Le pape a parlé de danger de schisme entre l’Église américaine et le Vatican.
La crainte du pape est-elle fondée et réelle ?
Cette crainte ne me paraît ni fondée ni opportune. Qu’il y ait des contestations sur un certain nombre de prises de position du pape, cela me paraît évident. C’est une des constantes de ce pontificat. Mais, de là à ce qu’il y ait une menace de schisme, cela ne me paraît absolument pas évident.
De manière assez incompréhensible, depuis le début du pontificat, le pape François et ses soutiens ont une tendance à dramatiser les oppositions et d’en faire quelque chose d’absolument irréconciliable. Cette dramatisation peut ressembler à une forme de complotisme.
On nous explique que des gens très organisés et cohérents auraient pour but précis de faire chuter le pape. Je me souviens qu’un journaliste avec qui j’avais débattu sur un plateau de télé suisse sous-entendait dans son livre que des gens pensaient à éliminer physiquement le pape. Cela me paraît totalement délirant.
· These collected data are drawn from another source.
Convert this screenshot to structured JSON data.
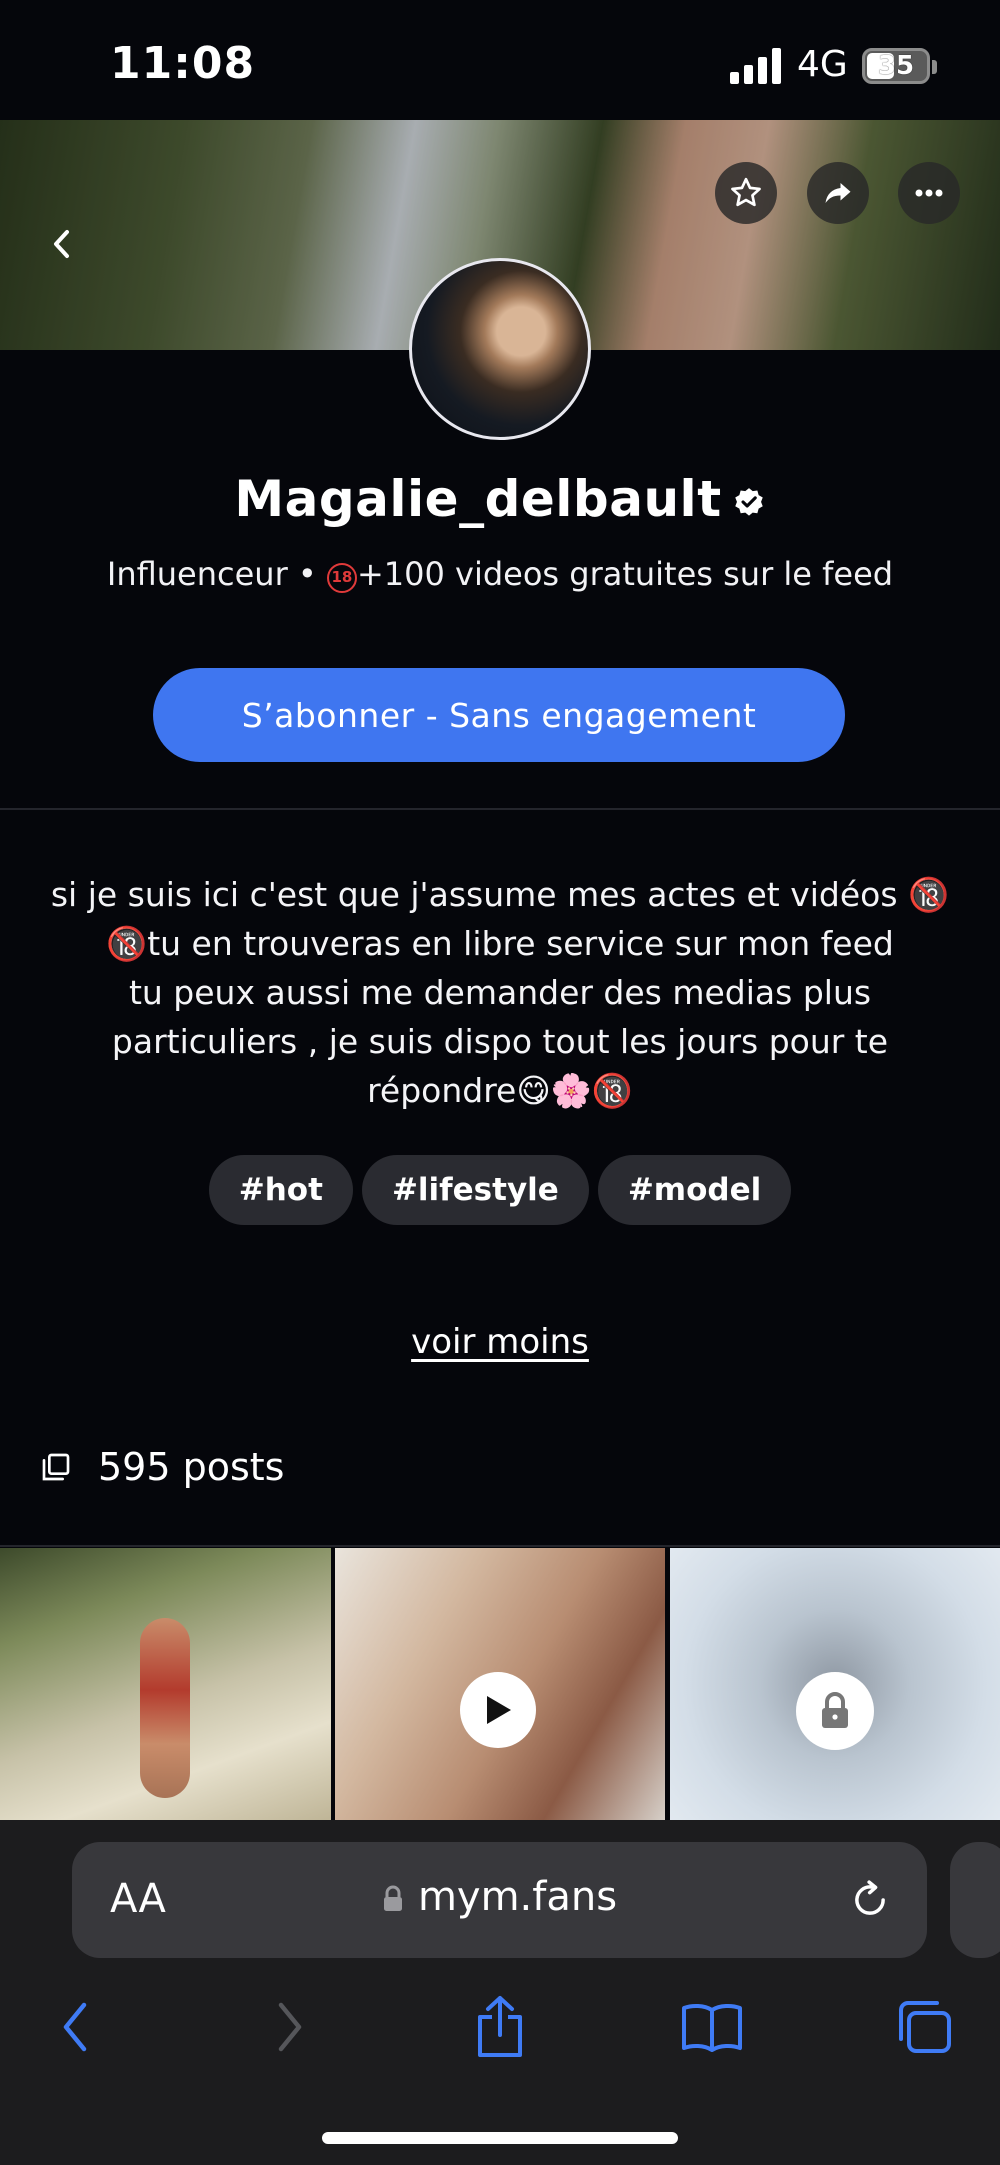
{
  "status_bar": {
    "time": "11:08",
    "network": "4G",
    "battery": "35"
  },
  "profile": {
    "username": "Magalie_delbault",
    "subtitle_prefix": "Influenceur • ",
    "subtitle_badge": "18",
    "subtitle_suffix": "+100 videos gratuites sur le feed",
    "subscribe_label": "S’abonner - Sans engagement"
  },
  "bio": {
    "line1": "si je suis ici c'est que j'assume mes actes et vidéos 🔞",
    "line2": "🔞tu en trouveras en libre service sur mon feed",
    "line3": "tu peux aussi me demander des medias plus",
    "line4": "particuliers , je suis dispo tout les jours pour te",
    "line5": "répondre😋🌸🔞"
  },
  "tags": [
    "#hot",
    "#lifestyle",
    "#model"
  ],
  "voir_moins": "voir moins",
  "posts_count_label": "595 posts",
  "browser": {
    "text_size_label": "AA",
    "url": "mym.fans"
  },
  "icons": {
    "back": "chevron-left-icon",
    "favorite": "star-icon",
    "share": "share-arrow-icon",
    "more": "more-dots-icon",
    "verified": "verified-badge-icon",
    "posts": "posts-stack-icon",
    "play": "play-icon",
    "lock": "lock-icon"
  },
  "colors": {
    "accent": "#3f76f0",
    "background": "#05060b",
    "tag_bg": "#2a2b31",
    "browser_bar": "#1c1c1e"
  }
}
Malheureusement, cette tendance à dramatiser les critiques et les oppositions est une stratégie pour ne pas y répondre.
Qu’entendons-nous par schisme ? Le schisme est-il censé se faire sur des bases de dogme ?
Un schisme, au sens strict du terme, ce sont des gens qui considèrent que l’autorité censée représenter l’Église ne la représente plus parce qu’elle s’est éloignée de manière radicale de la défense de la vérité catholique.
Il y a schisme lorsqu’une personne dit « Je ne reconnais plus l’autorité du pape. Je vais continuer l’Église par mes propres moyens. » On est très très loin de cela.
Les propos du pape interviennent en France dans un calendrier assez particulier. Nicolas Senèze, le journaliste spécialiste des religions à La Croix, parle dans son livre de cette Amérique qui veut changer de pape. Le livre de Senèze est-il crédible ? Retrouve-t-on cette confrontation supposée entre les conservateurs et le camp du pape François réputé plus progressiste ?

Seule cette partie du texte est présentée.